Gadget lets cooks seal in freshness and flavor

Vacuum sealers help busy consumers serve their families home-cooked meals all week

April 12, 2006|By ALLISON ASKINS | ALLISON ASKINS,THE STATE

COLUMBIA, S.C. -- What's getting a seal of approval from busy cooks who want to have quality meals without wasting quality time?

It's vacuum sealers, those versatile kitchen gadgets that allow you to freeze food, reheat it, store it in your cupboard or ship it safely around the world.

More consumers are turning to this home kitchen device to make better use of the food they buy and the time they spend preparing it.

"The main purpose is to prevent freezer burn, and a lot of people are using it when buying in bulk," said Kristine Schreiber, Seal-a-Meal associate product manager.

Rival's rectangular-shaped gadget that vacuum-seals food right on the kitchen counter has been on the market since the 1960s, but was retooled by the company in 2002. A variety of other vacuum sealers, including brands such as FoodSaver and Deni, are also on the market.

Sealer packages, available at stores such as Target, Wal-Mart and Kmart, range in price from $39 to $99. Millions have been sold in recent years and product developers say the growth is largely because of the consumer's desire for freshly cooked food that can be prepared in a hurry.

Seal-a-Meal and similar products allow consumers to prepare large portions of foods such as tomato sauces, blanched vegetables or marinated and grilled meats and then seal them in smaller portions for weekday meals. The sealing preserves the food's flavor.

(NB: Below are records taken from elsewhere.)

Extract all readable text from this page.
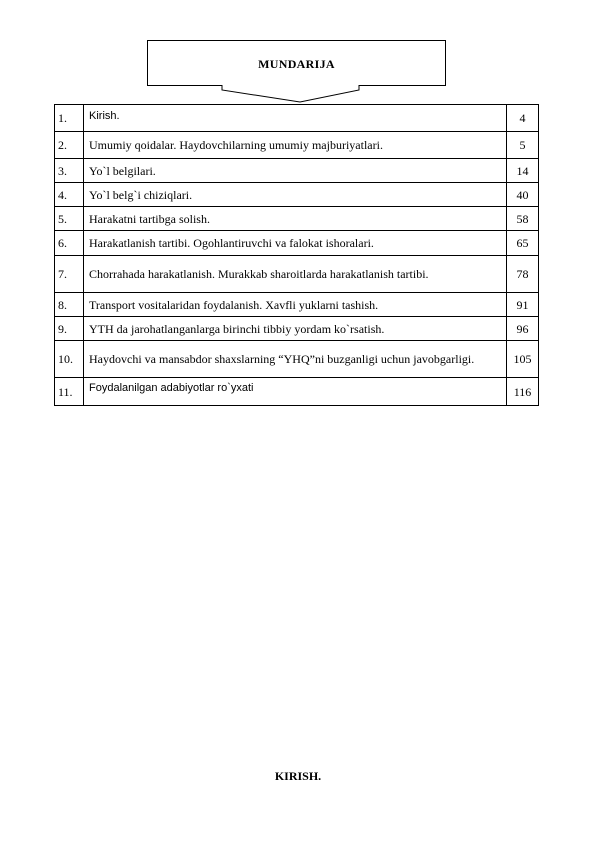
MUNDARIJA
1.	Kirish.	4
2.	Umumiy qoidalar. Haydovchilarning umumiy majburiyatlari.	5
3.	Yo`l belgilari.	14
4.	Yo`l belg`i chiziqlari.	40
5.	Harakatni tartibga solish.	58
6.	Harakatlanish tartibi. Ogohlantiruvchi va falokat ishoralari.	65
7.	Chorrahada harakatlanish. Murakkab sharoitlarda harakatlanish tartibi.	78
8.	Transport vositalaridan foydalanish. Xavfli yuklarni tashish.	91
9.	YTH da jarohatlanganlarga birinchi tibbiy yordam ko`rsatish.	96
10.	Haydovchi va mansabdor shaxslarning “YHQ”ni buzganligi uchun javobgarligi.	105
11.	Foydalanilgan adabiyotlar ro`yxati	116
KIRISH.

Vacuum sealers also are gaining attention from dieters who can use the product to seal foods in correct portion sizes.

Vacuum-packed foods can be reheated in the microwave or in boiling water. Also, if the plastic bag is removed, foods that have been vacuum-sealed can be reheated in the oven. The water technique is similar to the French sous vide method of cooking. The process, which reheats sealed food in water that maintains a constant temperature, is a growing trend in high-end restaurants.

"It's the benefit of being able to ... serve your family a home-cooked meal any day of the week even though you've just rushed in the door," said Schreiber.

Linda Senn uses her Seal-a-Meal for all types of food storage -- from freezing sauces to resealing breakfast cereal. Senn, who won a Seal-a-Meal last fall in a newspaper contest, uses hers to package items such as green beans and potatoes for a church friend or large portions of a pasta salad she makes for family gatherings.

Senn learned a lot about the sealer from her daughter, Kristina Taylor of Fort Benning, Ga. Taylor acknowledges she's hooked. She received her sealer as a thank-you gift from a military friend. Taylor had helped care for the friend's children while he was deployed to Iraq.

Taylor has since used it to seal items that she sent to her husband when he was deployed.

Senn uses it to store unused cereal and crackers --"things that tend not to keep their flavor" after they've been opened.

Once resealed, they stay fresh, which also saves money.

Recipes for Linda Senn's Pasta Salad and Thai Steak With Garlic Chili Sauce can be found at baltimoresun.com/taste.

Tips

Blanch fruit and vegetables before sealing. Cool and divide into meal-sized portions to seal.

Foods frozen after vacuum-sealing last one to three years.

Vacuum-sealed items in the pantry last three weeks to two years; without vacuum-sealing, one week to eight months.

Snip the corner of your vacuum-sealed bags before microwaving food in the bag.